Skandal Bailout Bank Century: Misbakhun: SBY Tak Bisa Lagi Mengelak

Written By Juhernaidi on Senin, 13 Agustus 2012 | 2:22:00 PM

Skandal Bailout Bank Century: Misbakhun: SBY Tak Bisa Lagi Mengelak
Jakarta - Presiden Susilo Bambang Yudhoyono dinilai tak bisa lagi membantah keterlibatannya dalam kasus dana talangan (bailout) Bank Century setelah mantan Ketua Komisi Pemberantasan Korupsi (KPK) Antasari Azhar mengungkapnya ke publik.
Pernyataan tersebut disampaikan mantan Anggota DPR RI, M Misbakhun di Jakarta, Minggu (12/8/2012) malam. Misbakhun sempat diajukan ke pengadilan, namun divonis bebas oleh Mahkamah Agung (MA) karena tidak terbukti memalsukan dokumen dalam kasus Bank Century.
"Statement Antasari tersebut membuka kebohongan Presiden SBY dalam pidato 4 Maret 2010, dalam menanggapi hasil Opsi C Pansus Century DPR. Perihal tidak pernah ada rapat yang melibatkan dirinya dalam hal membahas bailout," tegasnya.

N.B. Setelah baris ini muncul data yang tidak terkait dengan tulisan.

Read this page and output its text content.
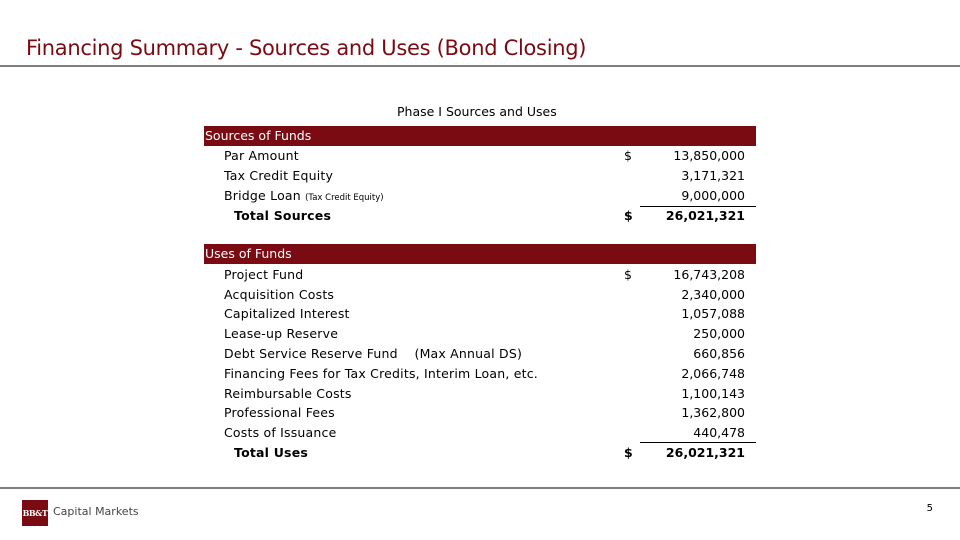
Financing Summary - Sources and Uses (Bond Closing)
Phase I Sources and Uses
Sources of Funds
Par Amount	$	13,850,000
Tax Credit Equity	3,171,321
Bridge Loan (Tax Credit Equity)	9,000,000
Total Sources	$	26,021,321
Uses of Funds
Project Fund	$	16,743,208
Acquisition Costs	2,340,000
Capitalized Interest	1,057,088
Lease-up Reserve	250,000
Debt Service Reserve Fund    (Max Annual DS)	660,856
Financing Fees for Tax Credits, Interim Loan, etc.	2,066,748
Reimbursable Costs	1,100,143
Professional Fees	1,362,800
Costs of Issuance	440,478
Total Uses	$	26,021,321
BB&T Capital Markets	5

Seperti diketahui, Presiden SBY dalam pidato tanggal 4 Maret 2010, menyatakan, "Sekali lagi, di saat pengambilan keputusan (bailout) itu, saya sedang berada di luar negeri. Saya memang tidak dimintai keputusan dan arahan. Saya juga tidak memberikan instruksi atas pengambilan kebijakan tentang ihwal itu, antara lain karena pengambilan keputusan KSSK berdasarkan Perpu No 4/2008 memang tidak memerlukan keterlibatan presiden,” ucap Misbakhun mengutip pidato SBY.

Menurutnya, kalau dikaitkan dengan tiga surat laporan Sri Mulyani, sebagai Ketua KSSK, soal Bailout Bank Century, makin jelas soal kebohongan yang hendak ditutup-tutupi tersebut.

Surat-surat tersebut adalah surat S-01/KSSK.01/2008 tanggal 25 November 2008, SR-02/KSSK.001/2009 tanggal 4 Februari 2009, dan SR-36/KMK.01/2009 tanggal 29 Agustus 2009.

Dalam ketiga surat SMI kepada presiden SBY tersebut, imbuhnya, termuat penggunaan frasa yang tidak umum digunakan dalam mekanisme surat menyurat yang resmi kenegaraan antara menteri kepada presiden. Frasa itu adalah, "Sebagaimana Bapak Presiden maklum".

Kemudian, dalam telekonferensi 13 November 2008, pukul 22.05 WIB sampai dengan 23.59 WIB, antara KSSK di Jakarta dengan Sri Mulyani yang sedang di Amerika Serikat, sangat jelas disebutkan bahwa Sri Mulyani melaporkan kepada Presiden perihal bailout Bank Century tersebut.

"Jadi, berdasarkan data dan fakta yang ada, sangat sulit diingkari bahwa peran Presiden SBY tidak ada dalam proses bailout tersebut," tegas Misbakhun.

Ditegaskan, kalau presiden masih membantah dengan segala cara dan argumentasi, maka data-data tersebut cukup menunjukkan sebagai bukti bahwa ada kebohongan yang ditutup-tutupi.